If I had to bet, the most likely path toward enhancing intelligence would be a genetic one. In Chapter 2 we discussed Doogie mice, a strain bred to learn maze problem-solving faster than other mice. In Chapter 4 we enumerated a few specific genes that might qualify as relevant for intelligence and we reviewed some possible ways those genes might influence the brain. Even if hundreds of intelligence-relevant genes are discovered, each with a small influence, the best case for enhancement would be if many of the genes worked on the same neurobiological system. In other words, many genes may exert their influence through a final common neurobiological pathway. That pathway would be the target for enhancement efforts (see, for example, the Zhao et al. paper summarized in Section 2.6). Similar approaches are taken in genetic research on disorders like autism and schizophrenia and many other complex behavioral traits that are polygenetic. Finding specific genes, as difficult as it is, is only a first step. Learning how those genes function in complex neurobiological systems is even more challenging. But once there is some understanding at the functional system level, then ways to intervene can be tested.This is the step where epigenetic influences can best be explicated. If you think the hunt for intelligence genes is slow and complex, the hunt for the functional expression of those genes is a nightmare. Nonetheless, we are getting better at investigations at the molecular functional level and I am optimistic that, sooner or later, this kind of research applied to intelligence will pay off with actionable enhancement possibilities. The nightmares of neuroscientists are the driving forces of progress.
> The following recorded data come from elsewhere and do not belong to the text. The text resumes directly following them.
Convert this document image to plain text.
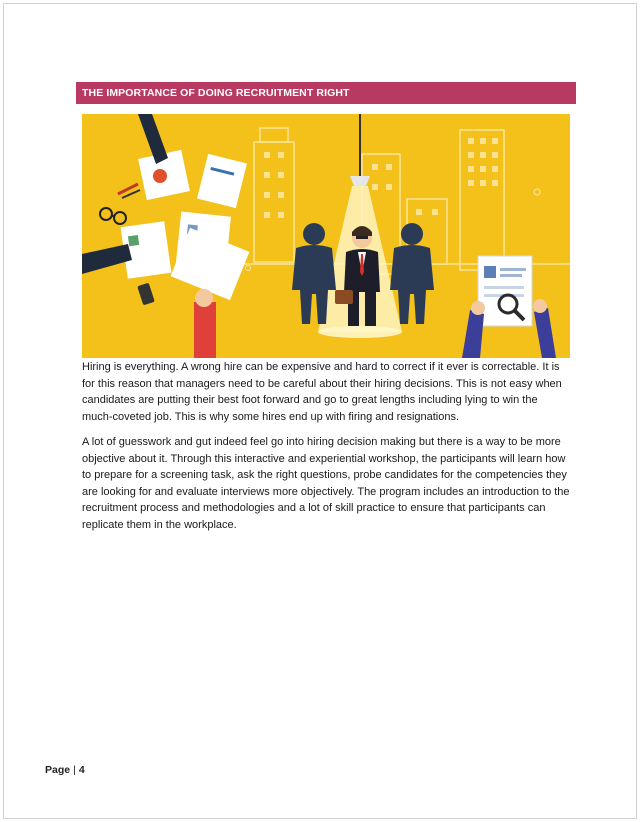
THE IMPORTANCE OF DOING RECRUITMENT RIGHT

Hiring is everything. A wrong hire can be expensive and hard to correct if it ever is correctable. It is for this reason that managers need to be careful about their hiring decisions. This is not easy when candidates are putting their best foot forward and go to great lengths including lying to win the much-coveted job. This is why some hires end up with firing and resignations.

A lot of guesswork and gut indeed feel go into hiring decision making but there is a way to be more objective about it. Through this interactive and experiential workshop, the participants will learn how to prepare for a screening task, ask the right questions, probe candidates for the competencies they are looking for and evaluate interviews more objectively. The program includes an introduction to the recruitment process and methodologies and a lot of skill practice to ensure that participants can replicate them in the workplace.

Page | 4
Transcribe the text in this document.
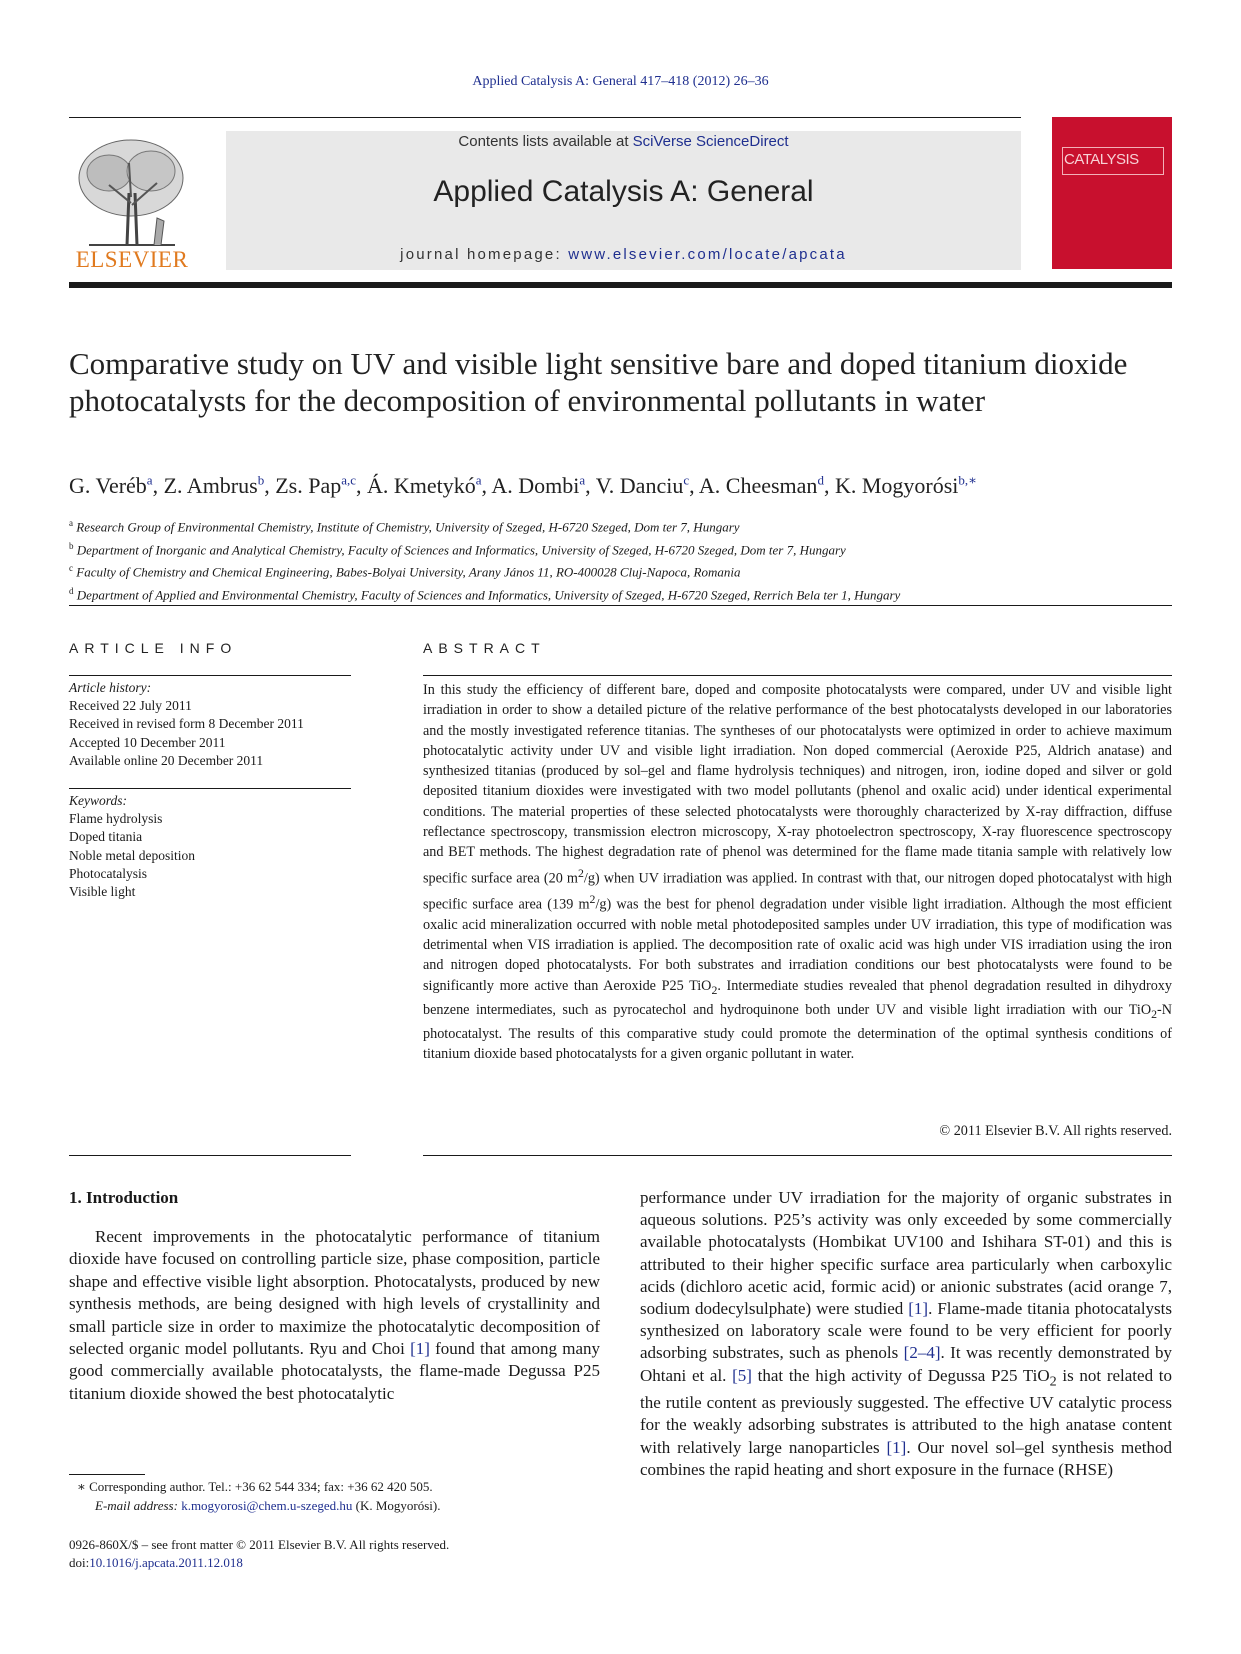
Applied Catalysis A: General 417–418 (2012) 26–36
ELSEVIER
Contents lists available at SciVerse ScienceDirect
Applied Catalysis A: General
journal homepage: www.elsevier.com/locate/apcata
CATALYSIS
Comparative study on UV and visible light sensitive bare and doped titanium dioxide photocatalysts for the decomposition of environmental pollutants in water
G. Veréb$^a$, Z. Ambrus$^b$, Zs. Pap$^{a,c}$, Á. Kmetykó$^a$, A. Dombi$^a$, V. Danciu$^c$, A. Cheesman$^d$, K. Mogyorósi$^{b,∗}$
$^a$ Research Group of Environmental Chemistry, Institute of Chemistry, University of Szeged, H-6720 Szeged, Dom ter 7, Hungary
$^b$ Department of Inorganic and Analytical Chemistry, Faculty of Sciences and Informatics, University of Szeged, H-6720 Szeged, Dom ter 7, Hungary
$^c$ Faculty of Chemistry and Chemical Engineering, Babes-Bolyai University, Arany János 11, RO-400028 Cluj-Napoca, Romania
$^d$ Department of Applied and Environmental Chemistry, Faculty of Sciences and Informatics, University of Szeged, H-6720 Szeged, Rerrich Bela ter 1, Hungary
ARTICLE INFO	ABSTRACT
Article history:
Received 22 July 2011
Received in revised form 8 December 2011
Accepted 10 December 2011
Available online 20 December 2011
Keywords:
Flame hydrolysis
Doped titania
Noble metal deposition
Photocatalysis
Visible light
In this study the efficiency of different bare, doped and composite photocatalysts were compared, under UV and visible light irradiation in order to show a detailed picture of the relative performance of the best photocatalysts developed in our laboratories and the mostly investigated reference titanias. The syntheses of our photocatalysts were optimized in order to achieve maximum photocatalytic activity under UV and visible light irradiation. Non doped commercial (Aeroxide P25, Aldrich anatase) and synthesized titanias (produced by sol–gel and flame hydrolysis techniques) and nitrogen, iron, iodine doped and silver or gold deposited titanium dioxides were investigated with two model pollutants (phenol and oxalic acid) under identical experimental conditions. The material properties of these selected photocatalysts were thoroughly characterized by X-ray diffraction, diffuse reflectance spectroscopy, transmission electron microscopy, X-ray photoelectron spectroscopy, X-ray fluorescence spectroscopy and BET methods. The highest degradation rate of phenol was determined for the flame made titania sample with relatively low specific surface area (20 $m^2/g$) when UV irradiation was applied. In contrast with that, our nitrogen doped photocatalyst with high specific surface area (139 $m^2/g$) was the best for phenol degradation under visible light irradiation. Although the most efficient oxalic acid mineralization occurred with noble metal photodeposited samples under UV irradiation, this type of modification was detrimental when VIS irradiation is applied. The decomposition rate of oxalic acid was high under VIS irradiation using the iron and nitrogen doped photocatalysts. For both substrates and irradiation conditions our best photocatalysts were found to be significantly more active than Aeroxide P25 TiO$_2$. Intermediate studies revealed that phenol degradation resulted in dihydroxy benzene intermediates, such as pyrocatechol and hydroquinone both under UV and visible light irradiation with our TiO$_2$-N photocatalyst. The results of this comparative study could promote the determination of the optimal synthesis conditions of titanium dioxide based photocatalysts for a given organic pollutant in water.
© 2011 Elsevier B.V. All rights reserved.
1. Introduction
Recent improvements in the photocatalytic performance of titanium dioxide have focused on controlling particle size, phase composition, particle shape and effective visible light absorption. Photocatalysts, produced by new synthesis methods, are being designed with high levels of crystallinity and small particle size in order to maximize the photocatalytic decomposition of selected organic model pollutants. Ryu and Choi [1] found that among many good commercially available photocatalysts, the flame-made Degussa P25 titanium dioxide showed the best photocatalytic
performance under UV irradiation for the majority of organic substrates in aqueous solutions. P25’s activity was only exceeded by some commercially available photocatalysts (Hombikat UV100 and Ishihara ST-01) and this is attributed to their higher specific surface area particularly when carboxylic acids (dichloro acetic acid, formic acid) or anionic substrates (acid orange 7, sodium dodecylsulphate) were studied [1]. Flame-made titania photocatalysts synthesized on laboratory scale were found to be very efficient for poorly adsorbing substrates, such as phenols [2–4]. It was recently demonstrated by Ohtani et al. [5] that the high activity of Degussa P25 TiO$_2$ is not related to the rutile content as previously suggested. The effective UV catalytic process for the weakly adsorbing substrates is attributed to the high anatase content with relatively large nanoparticles [1]. Our novel sol–gel synthesis method combines the rapid heating and short exposure in the furnace (RHSE)
∗ Corresponding author. Tel.: +36 62 544 334; fax: +36 62 420 505.
E-mail address: k.mogyorosi@chem.u-szeged.hu (K. Mogyorósi).
0926-860X/$ – see front matter © 2011 Elsevier B.V. All rights reserved.
doi:10.1016/j.apcata.2011.12.018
None of the findings reported so far are advanced enough to consider actual genetic engineering to produce highly intelligent children. There is a recent noteworthy development in genetic engineering technology, however, with implications for enhancement possibilities. A new method for editing the human genome is called CRISPR/Cas9 (Clustered Regularly Interspaced Short Palindromic Repeats/Cas genes). I don’t understand the name either, but this method uses bacteria to edit the genome of living cells by making changes to targeted genes (Sander & Joung, 2014). It is noteworthy because many researchers can apply this method routinely so that editing the entire human genome is possible as a mainstream activity. Once genes for intelligence and how they function are identified, this kind of technology could provide the means for enhancement on a large scale. Perhaps that is why the name of the method was chosen to be incomprehensible to most of us. Keep this one on your radar too.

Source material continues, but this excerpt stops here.